Adsorption behavior of Mg-Al layered double hydroxide on Pb(II), Zn(II), Cd(II), and As(V) coexisting in aqueous solution

MgAl-layered double hydroxide (MgAl-LDH) was synthesized via hydrothermal method, and characterized by X-ray diffraction (XRD), transmission electron microscopy (TEM), N-2 adsorption-desorption, energy dispersive spectrum (EDS). The results proved that the prepared MgAl-LDH exhibited a well-defined layered structure and mesoporous morphology with a large specific surface area, which endowed them with abundant adsorption sites and diffusion mass transfer channels for heavy metal ions.
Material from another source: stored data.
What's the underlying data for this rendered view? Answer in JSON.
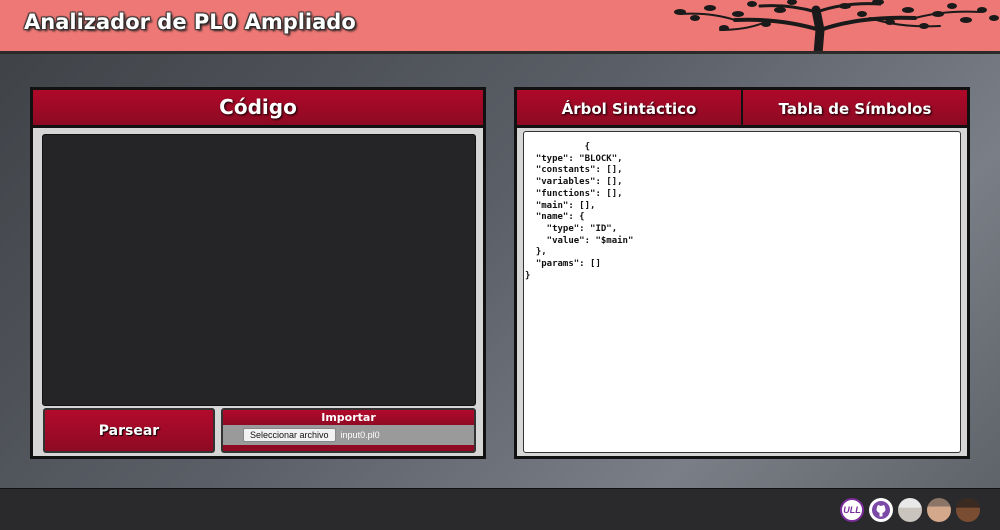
{
  "header": {
    "title": "Analizador de PL0 Ampliado",
    "accent_color": "#ee7875"
  },
  "editor": {
    "title": "Código",
    "code": "",
    "parse_button": "Parsear",
    "import": {
      "title": "Importar",
      "file_button": "Seleccionar archivo",
      "file_name": "input0.pl0"
    }
  },
  "results": {
    "tabs": [
      {
        "label": "Árbol Sintáctico"
      },
      {
        "label": "Tabla de Símbolos"
      }
    ],
    "output": "           {\n  \"type\": \"BLOCK\",\n  \"constants\": [],\n  \"variables\": [],\n  \"functions\": [],\n  \"main\": [],\n  \"name\": {\n    \"type\": \"ID\",\n    \"value\": \"$main\"\n  },\n  \"params\": []\n}"
  },
  "footer": {
    "icons": [
      "ull-logo-icon",
      "github-icon",
      "avatar-1",
      "avatar-2",
      "avatar-3"
    ]
  },
  "colors": {
    "brand_red": "#9e0a27",
    "editor_bg": "#252426"
  }
}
Subsequently, the MgAl-LDH was used to evaluate the adsorption efficiency for Pb(II), Zn (II), Cd (II), and As(V) coexisting in aqueous solutions by batch equilibrium experiments. The results showed favorable adsorption performance of MgAl-LDH toward four coexisting ionic species, with competitive adsorption among the heavy metal ions. Under the experimental conditions, the removal rates of Pb(II), Zn (II), Cd (II), and As(V) ions were 96.7%, 97.1%, 65.2%, and 98.7%, respectively, and the selective order for cation adsorption followed Pb(II) > Zn (II) > Cd (II). Furthermore, the adsorption mechanisms of Pb(II), Zn (II), Cd (II) and As(V) by MgAl-LDH were detailed conducted by XRD, Fourier transform infrared spectroscopy (FTIR) and X-ray photoelectron spectroscopy (XPS) analysis, and could be ascribed to the surface complexation, precipitation and isomorphic replacement for Pb(II), Zn (II), Cd (II) while surface complexation, ion exchange and electrostatic adsorption for As(V).